Below, we present the average salary range for various associated occupations:

  • Certified Internal Auditor Salary – The average salary for a certified internal agent is about $64,000.
  • Senior Internal Auditor Salary – A senior internal auditor earns an average salary of about $74,000 per year.
  • Staff Auditor Salary – A staff auditor salary earns about $60,00 per year.
  • Forensic Auditor Salary – A forensic auditor salary averages about $63,000 per year.
  • Quality Auditor Salary – The average quality auditor salary is about $34,000 per year.
  • Compliance Auditor Salary – A senior compliance auditor salary is about $84,000 per year.
  • Payroll Accountant Salary – The average payroll accountant salary is about $51,000 per year.
  • Accounts Payable Salary – An average accounts payable salary is about $38,000 per year.
  • Accounts Receivable Salary – The average accounts receivable salary is about $38,000 per year.
  • Tax Accountant Salary – The range for a tax accountant salary is usually between $50,000 and $60,000 per year.
  • Financial Accountant Salary – The average financial accountant salary is about $69,000 per year.
  • Cost Accountant Salary – The average cost accountant salary is about $58,000 per year.
  • Accounting Associate Salary – The average accounting associate salary is about $43,000 per year.
  • Chartered Accountant Salary – The average chartered accountant salary is about $85,000 per year.
  • Enrolled Agent Salary – The average enrolled agent salary is about $50,000 per year.

Job Outlook for Accountants and Auditors

The Bureau of Labor Statistics reports that the career field for auditors and accountants is anticipated to grow faster than average compared to other occupations.
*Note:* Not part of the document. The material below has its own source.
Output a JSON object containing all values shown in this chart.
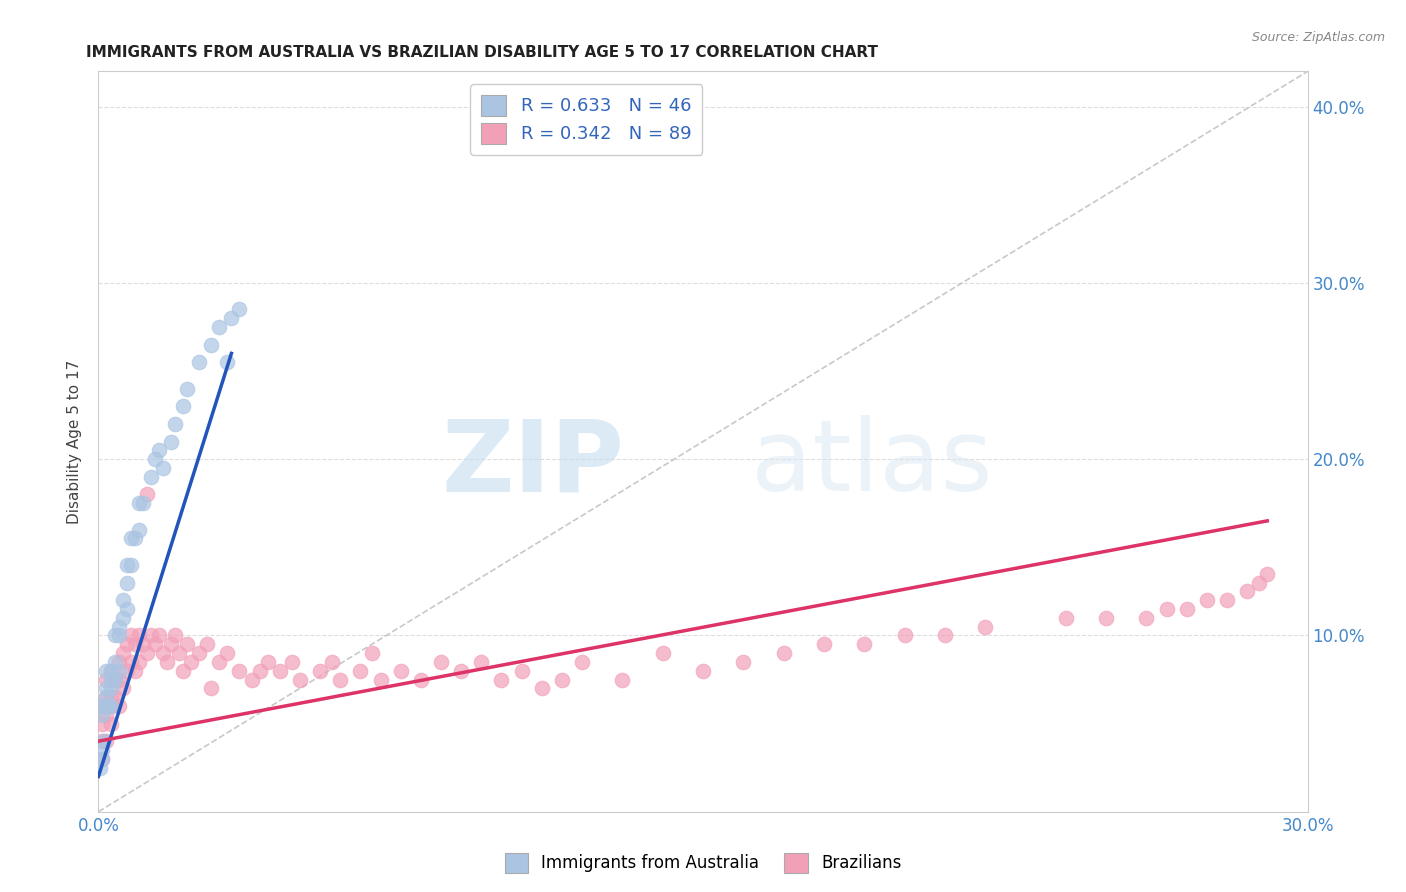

Individuals who earn recognition through licensure or certification will typically have the best career prospects. For instance, Certified Public Accountants will usually have more career prospects as well as greater earning power. Individuals with management accounting certifications as well as graduate degrees will also usually be in greater demand.
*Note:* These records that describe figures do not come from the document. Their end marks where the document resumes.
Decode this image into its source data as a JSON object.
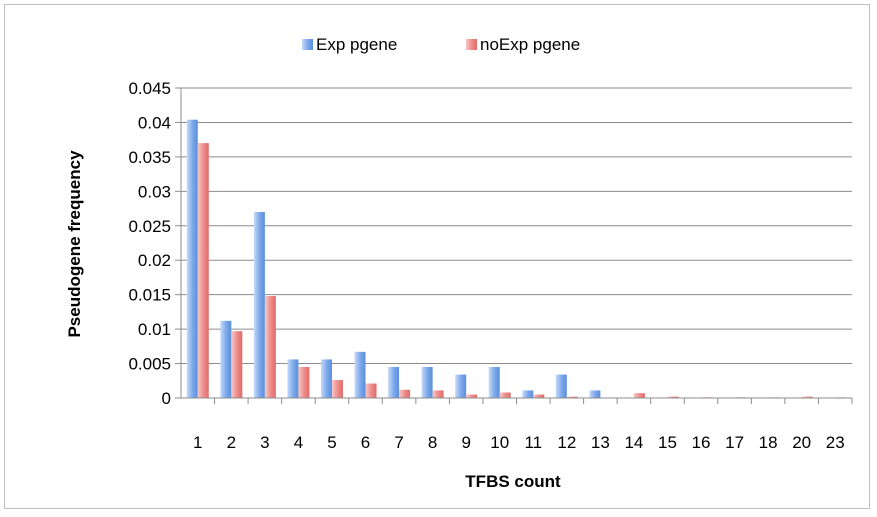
{
  "chart_data": {
    "type": "bar",
    "title": "",
    "xlabel": "TFBS count",
    "ylabel": "Pseudogene frequency",
    "categories": [
      "1",
      "2",
      "3",
      "4",
      "5",
      "6",
      "7",
      "8",
      "9",
      "10",
      "11",
      "12",
      "13",
      "14",
      "15",
      "16",
      "17",
      "18",
      "20",
      "23"
    ],
    "series": [
      {
        "name": "Exp pgene",
        "color": "#6fa0e6",
        "values": [
          0.0404,
          0.0112,
          0.027,
          0.0056,
          0.0056,
          0.0067,
          0.0045,
          0.0045,
          0.0034,
          0.0045,
          0.0011,
          0.0034,
          0.0011,
          0,
          0,
          0,
          0,
          0,
          0,
          0
        ]
      },
      {
        "name": "noExp pgene",
        "color": "#e87a78",
        "values": [
          0.037,
          0.0097,
          0.0148,
          0.0045,
          0.0026,
          0.0021,
          0.0012,
          0.0011,
          0.0005,
          0.0008,
          0.0005,
          0.0002,
          0,
          0.0007,
          0.0002,
          0.0001,
          0.0001,
          0.0001,
          0.0002,
          0.0001
        ]
      }
    ],
    "yticks": [
      "0",
      "0.005",
      "0.01",
      "0.015",
      "0.02",
      "0.025",
      "0.03",
      "0.035",
      "0.04",
      "0.045"
    ],
    "ylim": [
      0,
      0.045
    ],
    "grid": true,
    "legend_position": "top"
  }
}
Associated Accounting Careers

Auditors and accountants will have the opportunity to specialize in a variety of areas, including law, advertising, and marketing. It’s also possible to move into associated areas, such as financial analysis, management analysis, consulting, brokerage, banking, and even law enforcement. For instance, auditors and accountants may be employed by the FBI for the purposes of asset recovery.

Accountants may also choose to launch their own businesses. Auditing and accounting backgrounds may also be beneficial in other occupations, such as cost estimation, collections, budget analysis, personal financial advising, loan officers, tax examiners, and revenue agents.

Do You Have What It Takes to Be an Accountant?

There is much more to the accounting field than simply crunching numbers. Today, the field of accounting is frequently very team-based. Most junior accountants begin as part of a team to prepare financial statements or audit a client’s financial statements. Public accountants often spend quite a lot of time working face-to-face with clients. For this reason, it’s important for accountants to be able to communicate well with others.

Anyone considering a career in accounting or auditing should have both strong and computer skills. Most accounting work is now performed electronically, which makes have strong computer skills a must. Individuals who have a laid-back personality may not be the right fit for this career. Successful accountants must be detail-oriented and conscientious.

Main Takeaway

Accounting is an extremely diverse field with practically unlimited career options. Individuals who have the right skill set will find that this field offers a tremendous amount of reward and can be quite lucrative.